There was a time in 2012 (and if that sounds horribly jaded, I don’t mean it to be) when everyone vaguely interested in the potential of writing online would wax lyrical about the New York Times longform investigation Snow Fall. It was a proper old-fashioned piece of reporting: a story of an avalanche, followed over years. Multiple sources, and the soothing luxury of a proper media organisation to check their facts were right. But it also had everything that the birth of online-only journalism could have promised, too: beautiful design and huge, wide-angled panoramas of mountains that evoked some of the lure that they had for the group of tourists who risked their lives to explore their slopes. Producing Snow Fall was scaling a kind of Everest, but this chilly achievement hasn’t been replicated by intrepid explorers with ever more technically advanced equipment behind them. If you were going to be uncharitable, you could say that formerly lofty publications have used the frictionless ease of writing online to facilitate a race to the bottom.

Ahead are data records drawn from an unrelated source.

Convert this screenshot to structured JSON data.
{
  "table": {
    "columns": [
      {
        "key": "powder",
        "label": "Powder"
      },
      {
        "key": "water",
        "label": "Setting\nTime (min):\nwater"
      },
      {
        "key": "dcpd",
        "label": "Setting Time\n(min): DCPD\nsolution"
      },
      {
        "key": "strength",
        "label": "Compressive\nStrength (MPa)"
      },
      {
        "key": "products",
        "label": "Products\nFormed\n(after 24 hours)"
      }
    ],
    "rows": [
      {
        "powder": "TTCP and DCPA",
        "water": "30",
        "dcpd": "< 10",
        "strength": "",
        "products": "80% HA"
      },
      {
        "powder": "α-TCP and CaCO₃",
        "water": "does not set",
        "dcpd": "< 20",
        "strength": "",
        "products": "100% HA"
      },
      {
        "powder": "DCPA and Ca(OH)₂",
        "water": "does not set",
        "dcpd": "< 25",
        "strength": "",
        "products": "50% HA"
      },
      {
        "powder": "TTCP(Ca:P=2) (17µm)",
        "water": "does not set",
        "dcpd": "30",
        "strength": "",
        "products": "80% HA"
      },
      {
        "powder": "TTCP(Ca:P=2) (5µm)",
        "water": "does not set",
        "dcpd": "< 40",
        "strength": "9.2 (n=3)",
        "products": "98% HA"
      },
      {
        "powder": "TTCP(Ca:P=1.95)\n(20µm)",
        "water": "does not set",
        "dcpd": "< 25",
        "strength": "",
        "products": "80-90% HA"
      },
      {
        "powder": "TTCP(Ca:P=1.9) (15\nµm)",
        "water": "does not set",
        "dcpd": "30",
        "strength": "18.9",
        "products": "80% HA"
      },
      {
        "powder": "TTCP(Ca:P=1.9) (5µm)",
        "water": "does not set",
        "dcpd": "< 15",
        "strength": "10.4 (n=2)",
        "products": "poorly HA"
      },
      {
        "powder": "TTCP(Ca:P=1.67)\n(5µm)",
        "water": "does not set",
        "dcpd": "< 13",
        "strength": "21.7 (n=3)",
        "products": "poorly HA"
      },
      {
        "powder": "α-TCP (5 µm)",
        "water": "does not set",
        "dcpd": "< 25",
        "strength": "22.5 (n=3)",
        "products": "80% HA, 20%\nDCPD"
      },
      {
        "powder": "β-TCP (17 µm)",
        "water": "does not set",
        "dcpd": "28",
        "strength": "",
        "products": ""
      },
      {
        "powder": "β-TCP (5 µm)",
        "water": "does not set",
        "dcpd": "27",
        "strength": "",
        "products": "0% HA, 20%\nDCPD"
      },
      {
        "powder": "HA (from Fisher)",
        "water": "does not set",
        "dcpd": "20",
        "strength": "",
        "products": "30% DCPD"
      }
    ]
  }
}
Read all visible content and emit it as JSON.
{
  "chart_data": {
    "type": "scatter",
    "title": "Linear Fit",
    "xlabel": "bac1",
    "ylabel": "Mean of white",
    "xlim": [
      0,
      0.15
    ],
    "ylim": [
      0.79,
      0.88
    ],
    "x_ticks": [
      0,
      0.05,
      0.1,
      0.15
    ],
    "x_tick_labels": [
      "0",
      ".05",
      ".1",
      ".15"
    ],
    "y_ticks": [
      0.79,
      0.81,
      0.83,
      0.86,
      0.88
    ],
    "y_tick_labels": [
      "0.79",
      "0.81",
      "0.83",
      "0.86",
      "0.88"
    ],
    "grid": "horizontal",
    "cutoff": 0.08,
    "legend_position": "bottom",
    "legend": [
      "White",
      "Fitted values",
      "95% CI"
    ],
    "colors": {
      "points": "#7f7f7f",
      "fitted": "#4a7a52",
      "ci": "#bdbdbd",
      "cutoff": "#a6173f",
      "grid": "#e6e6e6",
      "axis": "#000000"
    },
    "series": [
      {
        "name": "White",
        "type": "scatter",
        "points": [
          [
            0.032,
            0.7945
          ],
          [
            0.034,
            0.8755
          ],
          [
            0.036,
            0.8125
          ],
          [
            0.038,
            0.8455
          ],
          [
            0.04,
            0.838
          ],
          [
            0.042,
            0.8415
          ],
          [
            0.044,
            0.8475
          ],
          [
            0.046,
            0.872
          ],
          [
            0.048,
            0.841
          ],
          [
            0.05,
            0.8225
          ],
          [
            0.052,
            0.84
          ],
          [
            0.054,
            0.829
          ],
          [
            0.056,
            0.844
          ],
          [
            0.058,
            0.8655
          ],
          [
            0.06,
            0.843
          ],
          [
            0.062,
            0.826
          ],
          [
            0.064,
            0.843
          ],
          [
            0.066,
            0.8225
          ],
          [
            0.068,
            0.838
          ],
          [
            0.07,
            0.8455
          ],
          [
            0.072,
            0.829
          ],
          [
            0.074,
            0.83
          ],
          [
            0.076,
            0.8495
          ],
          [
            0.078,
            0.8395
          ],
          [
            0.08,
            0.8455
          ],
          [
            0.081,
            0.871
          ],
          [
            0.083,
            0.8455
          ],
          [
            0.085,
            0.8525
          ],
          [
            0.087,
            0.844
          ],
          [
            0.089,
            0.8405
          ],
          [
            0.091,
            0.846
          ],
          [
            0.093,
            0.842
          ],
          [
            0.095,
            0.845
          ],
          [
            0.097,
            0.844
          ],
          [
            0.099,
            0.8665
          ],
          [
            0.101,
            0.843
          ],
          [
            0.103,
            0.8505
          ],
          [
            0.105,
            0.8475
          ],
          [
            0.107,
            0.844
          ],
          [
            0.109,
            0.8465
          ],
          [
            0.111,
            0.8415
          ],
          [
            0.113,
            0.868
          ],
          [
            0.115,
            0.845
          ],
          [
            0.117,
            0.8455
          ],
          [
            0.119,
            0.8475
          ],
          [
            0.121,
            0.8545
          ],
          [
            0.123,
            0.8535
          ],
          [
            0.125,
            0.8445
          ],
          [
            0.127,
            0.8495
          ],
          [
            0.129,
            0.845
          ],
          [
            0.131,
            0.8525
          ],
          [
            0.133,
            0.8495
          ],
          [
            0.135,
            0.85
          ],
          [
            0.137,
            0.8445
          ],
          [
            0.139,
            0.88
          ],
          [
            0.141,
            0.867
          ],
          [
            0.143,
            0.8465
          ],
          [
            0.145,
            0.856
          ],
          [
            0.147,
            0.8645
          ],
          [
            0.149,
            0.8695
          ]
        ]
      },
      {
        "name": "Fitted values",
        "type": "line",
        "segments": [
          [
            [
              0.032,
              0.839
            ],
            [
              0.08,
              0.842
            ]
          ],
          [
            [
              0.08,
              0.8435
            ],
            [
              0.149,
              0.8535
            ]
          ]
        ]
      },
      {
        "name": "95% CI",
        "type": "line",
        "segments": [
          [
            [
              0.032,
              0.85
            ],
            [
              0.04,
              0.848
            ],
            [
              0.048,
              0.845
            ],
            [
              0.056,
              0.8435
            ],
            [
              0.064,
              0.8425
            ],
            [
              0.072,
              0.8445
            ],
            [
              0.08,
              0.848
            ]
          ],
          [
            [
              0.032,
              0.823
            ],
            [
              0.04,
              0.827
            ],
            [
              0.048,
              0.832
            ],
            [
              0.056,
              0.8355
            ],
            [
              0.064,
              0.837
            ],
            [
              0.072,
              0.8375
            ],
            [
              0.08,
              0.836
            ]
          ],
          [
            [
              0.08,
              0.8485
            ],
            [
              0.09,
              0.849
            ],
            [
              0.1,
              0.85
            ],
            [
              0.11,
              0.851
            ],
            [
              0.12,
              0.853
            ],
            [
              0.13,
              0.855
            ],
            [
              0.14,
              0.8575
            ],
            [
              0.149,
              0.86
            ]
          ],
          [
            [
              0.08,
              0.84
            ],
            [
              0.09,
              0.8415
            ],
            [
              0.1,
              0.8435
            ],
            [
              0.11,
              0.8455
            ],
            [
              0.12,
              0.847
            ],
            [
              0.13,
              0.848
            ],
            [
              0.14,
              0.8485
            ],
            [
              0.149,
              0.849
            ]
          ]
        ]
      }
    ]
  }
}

The story of Snow Fall is only relevant to Elinor Cook’s Pilgrims in so far as they’re both about mountains and the risks people take to scale them. But the bait-and-switch device of this intro is exactly the kind of thing Cook serves up. She makes you think you’re watching a play about one thing: two male mountaineers, former teen prodigies pushing for high after high, and caught between a woman that loves first one, then the other. Then she lets her story slip into something a little more self-aware, a little colder.
These people can’t live out a love story without smudging its pages, tearing into the cliches. Rachel and Will stand on the edge of a Welsh hill: “No, but have a proper reaction”, he tells her, when she fails to pour out more than a stilted “It’s beautiful”. Later, with Dan, Rachel does have a “proper reaction” that’s no more real than her faked praise: she cancels her dream job, destroys her possessions because, as Dan says, “That’s romance for you!”
But sometimes the satire of romantic tropes feels painfully blunt: like when Rachel casts herself as the fairy queen in the medieval ballad she’s been reading, or asks “Does there always have to be a girl? Does she always have to be a prize?”.
It’s a play I like a lot more in retrospect than I did at the time (it wasn’t helped by being performed in a stuffy village hall. Or by a set design, a stylish square of Dutch blue-and-white tiles, that made the mountain feel so distant and silly that we couldn’t invest in its terrors, even before the meta-narrative closed in).
But that’s maybe because all these layers of stories feel so much more seductive on the page: in medieval poems, characters are forever stepping out of the narrative to ask why this, why them. On a stage that’s already strewn over and treacherous with layers of unreality, it feels frustrating.
There’s so much fascinating detail to this play, on a literary level – reading back the text was a constantly surprising, an immersion in three different viewpoints and their all-saturating preoccupations. But Tamara Harvey’s direction doesn’t find a way of making these perspective shifts feel lucid – with a narrative this slippery, it’s hard to find a foothold.